Rell v. Spellings
Although the focus of the lawsuit is funding, in fact the most destructive element of NCLB is its mindless adherence to annual testing. State Education Commissioner Betty Sternberg asked the feds for relief from having to administer tests in grades 3, 5 and 7 because the state already tests children in grades 4, 6, 8 and 10, and has for 20 years.
The request was denied. U.S. Secretary of Education Margaret Spellings said the additional tests are a cornerstone of the law. She accused Connecticut of fearing the results. "Parents want to know where their children stand," she sermonized.

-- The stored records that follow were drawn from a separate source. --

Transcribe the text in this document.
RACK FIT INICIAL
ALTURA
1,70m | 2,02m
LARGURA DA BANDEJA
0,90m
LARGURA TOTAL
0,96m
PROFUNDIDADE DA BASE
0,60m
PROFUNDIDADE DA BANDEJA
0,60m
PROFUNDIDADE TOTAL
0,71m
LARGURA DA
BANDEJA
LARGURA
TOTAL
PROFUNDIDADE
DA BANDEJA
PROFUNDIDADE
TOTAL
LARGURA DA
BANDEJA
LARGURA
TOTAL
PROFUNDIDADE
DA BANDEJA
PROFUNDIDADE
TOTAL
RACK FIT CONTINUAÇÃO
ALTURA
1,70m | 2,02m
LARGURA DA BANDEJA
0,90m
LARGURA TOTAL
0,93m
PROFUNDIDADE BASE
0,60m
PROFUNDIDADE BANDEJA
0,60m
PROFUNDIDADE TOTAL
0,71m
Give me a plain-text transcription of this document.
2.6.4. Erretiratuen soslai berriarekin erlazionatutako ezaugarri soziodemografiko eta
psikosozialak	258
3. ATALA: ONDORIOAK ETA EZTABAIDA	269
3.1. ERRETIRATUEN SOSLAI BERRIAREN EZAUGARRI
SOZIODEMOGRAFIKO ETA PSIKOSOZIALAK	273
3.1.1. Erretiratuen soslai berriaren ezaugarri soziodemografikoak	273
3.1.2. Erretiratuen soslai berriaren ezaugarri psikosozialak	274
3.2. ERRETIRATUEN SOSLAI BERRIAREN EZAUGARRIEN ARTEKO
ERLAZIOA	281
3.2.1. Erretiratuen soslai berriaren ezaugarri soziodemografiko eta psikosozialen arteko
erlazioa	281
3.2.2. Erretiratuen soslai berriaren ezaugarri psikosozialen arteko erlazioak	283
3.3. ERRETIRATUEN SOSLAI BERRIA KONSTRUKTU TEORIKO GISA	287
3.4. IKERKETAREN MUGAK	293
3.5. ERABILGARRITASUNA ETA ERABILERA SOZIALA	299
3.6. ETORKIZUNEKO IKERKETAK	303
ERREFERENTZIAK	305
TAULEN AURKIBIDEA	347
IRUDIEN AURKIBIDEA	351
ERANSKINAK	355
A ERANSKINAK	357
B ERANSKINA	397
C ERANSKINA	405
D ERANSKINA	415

Spellings is living in a fantasyland if she thinks parents - at least those who care - don't already know "where their children stand" from the reams of data generated by the current crop of tests, report cards and teacher conferences.
The lawsuit could have been averted had Spellings allowed Connecticut to test every other year instead of every year. But, according to Spellings, that went against the "bright lines" of NCLB, whatever the hell that means.
Jacklin makes an excellent point. If you don't know how you're kid is doing in school already, with all the reams of data coming out of schools these days -- not to mention the old fashioned method of, well, spending time with your kids -- then a few more tests aren't going to make the difference. Sorry. But they won't.
This lawsuit is silly-- not because Connecticut doesn't have a case. They do. It's silly because the Education Dept. and Spellings could have so easily avoided it.